Com isso, o dólar tinha perdas ante praticamente todas as moedas globais. No DXY, a desvalorização era de 0,40%.
A semana ainda guarda as decisões de juros do Fed e do Copom (Comitê de Política Monetária) do BC (Banco Central).
Por causa das eleições presidenciais, a reunião da autoridade norte-americana foi adiada em um dia e irá ocorrer entre quarta e quinta-feira, enquanto a decisão do comitê brasileiro será anunciada na quarta-feira, como de praxe.
A expectativa dos agentes financeiros é que o Fed dê continuidade ao ciclo de afrouxamento nos juros. Na reunião de setembro, o colegiado reduziu a taxa em 0,5 ponto percentual, levando-a à banda de 4,75% e 5% o primeiro corte em quatro anos.
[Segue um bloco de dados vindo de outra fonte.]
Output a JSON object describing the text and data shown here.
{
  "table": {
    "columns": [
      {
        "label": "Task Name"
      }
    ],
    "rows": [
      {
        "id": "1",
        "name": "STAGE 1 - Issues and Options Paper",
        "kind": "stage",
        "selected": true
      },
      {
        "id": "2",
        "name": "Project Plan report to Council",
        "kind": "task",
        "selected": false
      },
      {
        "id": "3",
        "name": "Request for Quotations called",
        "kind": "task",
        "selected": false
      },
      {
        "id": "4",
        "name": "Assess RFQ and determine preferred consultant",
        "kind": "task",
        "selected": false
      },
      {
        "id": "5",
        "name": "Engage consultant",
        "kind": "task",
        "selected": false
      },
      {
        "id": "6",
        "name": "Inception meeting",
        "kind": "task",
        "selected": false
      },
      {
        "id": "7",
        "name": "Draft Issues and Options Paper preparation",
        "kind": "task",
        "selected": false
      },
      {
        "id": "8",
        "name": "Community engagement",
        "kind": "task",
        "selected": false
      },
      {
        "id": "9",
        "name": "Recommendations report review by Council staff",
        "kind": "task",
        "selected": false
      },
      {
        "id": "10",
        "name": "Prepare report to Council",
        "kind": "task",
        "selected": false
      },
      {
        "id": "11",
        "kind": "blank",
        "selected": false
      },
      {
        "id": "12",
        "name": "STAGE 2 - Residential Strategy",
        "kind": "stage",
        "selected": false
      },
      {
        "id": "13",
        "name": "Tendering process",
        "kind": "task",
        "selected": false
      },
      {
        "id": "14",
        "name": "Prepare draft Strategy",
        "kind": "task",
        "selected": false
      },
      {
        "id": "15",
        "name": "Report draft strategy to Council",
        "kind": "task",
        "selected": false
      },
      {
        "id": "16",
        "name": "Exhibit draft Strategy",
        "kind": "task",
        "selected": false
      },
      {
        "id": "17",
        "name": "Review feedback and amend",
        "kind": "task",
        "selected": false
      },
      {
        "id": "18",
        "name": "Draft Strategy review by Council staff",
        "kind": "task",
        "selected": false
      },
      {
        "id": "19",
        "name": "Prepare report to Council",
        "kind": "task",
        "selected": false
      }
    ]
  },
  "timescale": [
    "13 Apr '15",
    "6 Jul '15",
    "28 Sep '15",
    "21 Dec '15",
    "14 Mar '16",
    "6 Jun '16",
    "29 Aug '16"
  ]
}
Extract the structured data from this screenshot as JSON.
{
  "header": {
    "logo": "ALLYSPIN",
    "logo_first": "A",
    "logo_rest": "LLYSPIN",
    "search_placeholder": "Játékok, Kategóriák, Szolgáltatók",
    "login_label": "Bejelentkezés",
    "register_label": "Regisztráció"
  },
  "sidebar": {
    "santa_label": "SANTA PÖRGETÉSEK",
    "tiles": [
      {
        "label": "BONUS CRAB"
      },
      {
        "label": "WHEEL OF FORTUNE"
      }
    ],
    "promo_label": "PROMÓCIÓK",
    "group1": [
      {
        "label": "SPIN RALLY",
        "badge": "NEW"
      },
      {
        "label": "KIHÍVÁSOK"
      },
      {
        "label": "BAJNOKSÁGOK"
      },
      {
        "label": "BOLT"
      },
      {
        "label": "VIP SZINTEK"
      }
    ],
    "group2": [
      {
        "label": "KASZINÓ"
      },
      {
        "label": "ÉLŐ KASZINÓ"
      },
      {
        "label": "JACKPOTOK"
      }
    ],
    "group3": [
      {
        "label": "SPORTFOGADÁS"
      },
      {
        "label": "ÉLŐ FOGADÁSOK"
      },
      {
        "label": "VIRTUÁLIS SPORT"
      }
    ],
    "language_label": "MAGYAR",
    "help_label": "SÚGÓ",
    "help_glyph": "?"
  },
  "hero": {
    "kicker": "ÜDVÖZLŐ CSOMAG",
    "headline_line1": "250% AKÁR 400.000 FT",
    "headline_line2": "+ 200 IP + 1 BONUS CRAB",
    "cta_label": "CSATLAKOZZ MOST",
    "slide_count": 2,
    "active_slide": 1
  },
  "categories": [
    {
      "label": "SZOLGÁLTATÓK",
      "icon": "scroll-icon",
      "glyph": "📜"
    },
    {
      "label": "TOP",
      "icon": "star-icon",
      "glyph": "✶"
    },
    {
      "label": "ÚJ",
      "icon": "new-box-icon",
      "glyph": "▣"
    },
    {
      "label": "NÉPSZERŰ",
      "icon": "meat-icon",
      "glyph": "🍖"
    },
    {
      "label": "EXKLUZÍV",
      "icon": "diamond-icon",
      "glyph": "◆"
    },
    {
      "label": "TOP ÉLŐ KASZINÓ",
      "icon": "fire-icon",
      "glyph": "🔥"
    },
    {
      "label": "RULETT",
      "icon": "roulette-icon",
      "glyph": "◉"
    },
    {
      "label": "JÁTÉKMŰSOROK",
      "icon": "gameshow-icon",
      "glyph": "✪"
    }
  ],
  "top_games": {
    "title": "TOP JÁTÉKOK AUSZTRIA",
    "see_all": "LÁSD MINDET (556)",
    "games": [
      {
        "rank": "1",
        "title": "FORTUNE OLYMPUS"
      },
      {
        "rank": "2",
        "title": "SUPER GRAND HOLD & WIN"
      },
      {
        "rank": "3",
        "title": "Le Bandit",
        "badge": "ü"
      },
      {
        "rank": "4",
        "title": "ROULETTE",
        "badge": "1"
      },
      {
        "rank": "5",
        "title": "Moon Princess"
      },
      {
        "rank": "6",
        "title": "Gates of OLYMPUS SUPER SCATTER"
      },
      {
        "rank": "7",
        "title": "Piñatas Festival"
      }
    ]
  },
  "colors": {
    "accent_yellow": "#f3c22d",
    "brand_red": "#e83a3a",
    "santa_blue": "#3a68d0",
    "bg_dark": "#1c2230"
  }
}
Na ferramenta CME Fed Watch, a probabilidade de uma redução de 0,25 ponto marca 96%. A diminuição do ritmo vem na esteira de uma bateria de dados que indicaram que a economia dos Estados Unidos segue forte, com inflação convergindo à meta de 2% e mercado de trabalho resiliente.
O movimento é o oposto do BC brasileiro. Aqui, o Copom decidiu reiniciar o ciclo de apertos na taxa Selic na reunião passada, quando optou por uma alta de 0,25 ponto percentual e levou os juros a 10,75% ao ano.
Com a piora no cenário econômico nos últimos 45 dias, o mercado espera que o comitê acelere o ritmo de altas para 0,5 ponto percentual.
Economistas ouvidos pela Folha de S.Paulo veem necessidade de um choque maior de juros para levar a inflação para a meta devido a uma série de fatores, sobretudo ao risco fiscal.